Jika Parlemen Kurdistan memang punya rencana seperti itu, maka hal tersebut menjadi bukti ketidakpuasan mereka terhadap kinerja sistem presidensial, pasalnya kinerja Masoud Barzani adalah bukti bahwa dirinya membawa wilayah Kurdistan ke dalam sistem diktatorisme personal dan partai. Salah satu indikasi diktatorisme ini adalah pola perilaku Barzani terhadap institusi pemerintahan lain di Kurdistan.
Selain menentang pemilu pemimpin wilayah Kurdistan selama empat tahun karena kepentingan pribadinya, Barzani juga membekukan aktivitas parlemen, bahkan melarang masuk ketua parlemen Kurdistan ke pusat wilayah itu yaitu Erbil. Perilaku melanggar Barzani yang lain adalah menyelenggarakan referendum pemisahan diri Kurdistan dari Irak, yang dilakukan atas dasar sikap keras kepala dan mengabaikan nasehat tokoh-tokoh Kurdistan, Irak dan kawasan.
Buah kebijakan Barzani selama empat tahun terakhir adalah pecahnya konflik internal di wilayah Kurdistan, melemahnya posisi wilayah ini dalam struktur kekuasaan Irak yang berujung dengan munculnya separatisme dan tersingkirnya pribadi Barzani sendiri dari struktur kekuasaan wilayah Kurdistan.
Perubahan sistem politik Kurdistan dari presidensial ke parlementer dinilai dapat mencegah munculnya permasalahan semacam itu, karena dalam sistem politik ini, posisi pemimpin wilayah akan dihapus dan perdana menteri dipilih oleh parlemen. Pada saat yang sama perdana menteri dan kabinetnya harus bersumpah di hadapan parlemen. Akhirnya sistem ini diharapkan bisa mencegah munculnya "pemain tunggal" di arena perpolitikan Kurdistan.

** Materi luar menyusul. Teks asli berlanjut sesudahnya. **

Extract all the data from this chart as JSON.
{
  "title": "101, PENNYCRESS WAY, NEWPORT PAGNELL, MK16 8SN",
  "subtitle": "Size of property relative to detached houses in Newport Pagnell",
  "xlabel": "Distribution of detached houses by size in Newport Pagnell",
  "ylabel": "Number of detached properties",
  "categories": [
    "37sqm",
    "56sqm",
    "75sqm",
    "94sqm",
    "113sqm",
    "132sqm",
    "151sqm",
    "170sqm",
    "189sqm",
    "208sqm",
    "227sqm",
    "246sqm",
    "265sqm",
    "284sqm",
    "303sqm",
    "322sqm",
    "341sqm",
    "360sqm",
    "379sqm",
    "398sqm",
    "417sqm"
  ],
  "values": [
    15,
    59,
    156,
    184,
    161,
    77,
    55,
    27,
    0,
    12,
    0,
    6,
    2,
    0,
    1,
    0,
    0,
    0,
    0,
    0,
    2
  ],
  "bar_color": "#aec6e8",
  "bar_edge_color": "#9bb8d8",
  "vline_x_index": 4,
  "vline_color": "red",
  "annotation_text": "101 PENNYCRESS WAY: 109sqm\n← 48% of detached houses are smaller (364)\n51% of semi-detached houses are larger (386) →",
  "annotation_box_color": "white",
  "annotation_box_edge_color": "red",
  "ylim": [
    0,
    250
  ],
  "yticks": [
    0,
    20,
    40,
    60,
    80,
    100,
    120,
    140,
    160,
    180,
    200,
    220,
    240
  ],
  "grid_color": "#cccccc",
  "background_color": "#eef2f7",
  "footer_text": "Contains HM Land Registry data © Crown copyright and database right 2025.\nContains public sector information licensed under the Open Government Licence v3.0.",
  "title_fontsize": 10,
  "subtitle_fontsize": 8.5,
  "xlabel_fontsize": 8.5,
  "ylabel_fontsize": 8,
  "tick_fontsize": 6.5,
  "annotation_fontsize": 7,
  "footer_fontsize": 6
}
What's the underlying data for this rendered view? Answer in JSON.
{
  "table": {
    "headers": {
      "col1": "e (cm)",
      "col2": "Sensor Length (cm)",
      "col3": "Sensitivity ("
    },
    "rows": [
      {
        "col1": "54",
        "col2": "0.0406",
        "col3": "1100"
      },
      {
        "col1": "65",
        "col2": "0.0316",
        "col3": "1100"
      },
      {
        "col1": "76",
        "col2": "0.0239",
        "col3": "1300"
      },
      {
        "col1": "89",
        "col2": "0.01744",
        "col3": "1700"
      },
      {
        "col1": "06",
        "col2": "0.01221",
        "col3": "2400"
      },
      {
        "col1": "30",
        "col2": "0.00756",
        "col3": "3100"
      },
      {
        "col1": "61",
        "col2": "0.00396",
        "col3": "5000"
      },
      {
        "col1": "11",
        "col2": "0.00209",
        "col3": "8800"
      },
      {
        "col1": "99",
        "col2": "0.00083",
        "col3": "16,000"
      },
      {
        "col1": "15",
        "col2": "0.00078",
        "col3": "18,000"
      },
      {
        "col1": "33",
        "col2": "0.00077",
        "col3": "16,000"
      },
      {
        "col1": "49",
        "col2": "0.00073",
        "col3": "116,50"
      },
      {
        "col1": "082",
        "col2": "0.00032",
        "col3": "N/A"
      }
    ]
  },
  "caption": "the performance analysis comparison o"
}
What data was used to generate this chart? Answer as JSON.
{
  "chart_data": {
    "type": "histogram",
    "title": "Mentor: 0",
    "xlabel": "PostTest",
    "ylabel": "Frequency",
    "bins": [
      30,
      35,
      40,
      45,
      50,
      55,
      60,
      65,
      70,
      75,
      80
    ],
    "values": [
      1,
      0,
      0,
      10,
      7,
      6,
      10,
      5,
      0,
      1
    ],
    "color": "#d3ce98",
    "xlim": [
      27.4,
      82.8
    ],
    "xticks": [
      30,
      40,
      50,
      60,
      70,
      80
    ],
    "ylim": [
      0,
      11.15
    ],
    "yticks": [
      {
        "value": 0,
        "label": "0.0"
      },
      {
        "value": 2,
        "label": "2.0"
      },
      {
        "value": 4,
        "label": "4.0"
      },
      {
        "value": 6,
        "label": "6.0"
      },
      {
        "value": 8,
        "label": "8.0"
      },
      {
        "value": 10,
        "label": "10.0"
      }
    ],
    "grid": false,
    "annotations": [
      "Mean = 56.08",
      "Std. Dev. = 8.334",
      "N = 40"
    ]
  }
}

Akan tetapi jika perubahan sistem presidensial menjadi parlementer terjadi, namun pemerintah wilayah Kurdistan tidak menjalin hubungan yang baik dengan pemerintah pusat Irak, maka perubahan itu tidak akan mampu mewujudkan stabilitas, keamanan dan kemajuan bagi wilayah ini. Pasalnya, Kurdistan adalah bagian dari wilayah Irak dan harus selalu memperhatikan perilaku politik dan kebijakannya agar senantiasa sesuai dengan konstitusi negara ini. (HS)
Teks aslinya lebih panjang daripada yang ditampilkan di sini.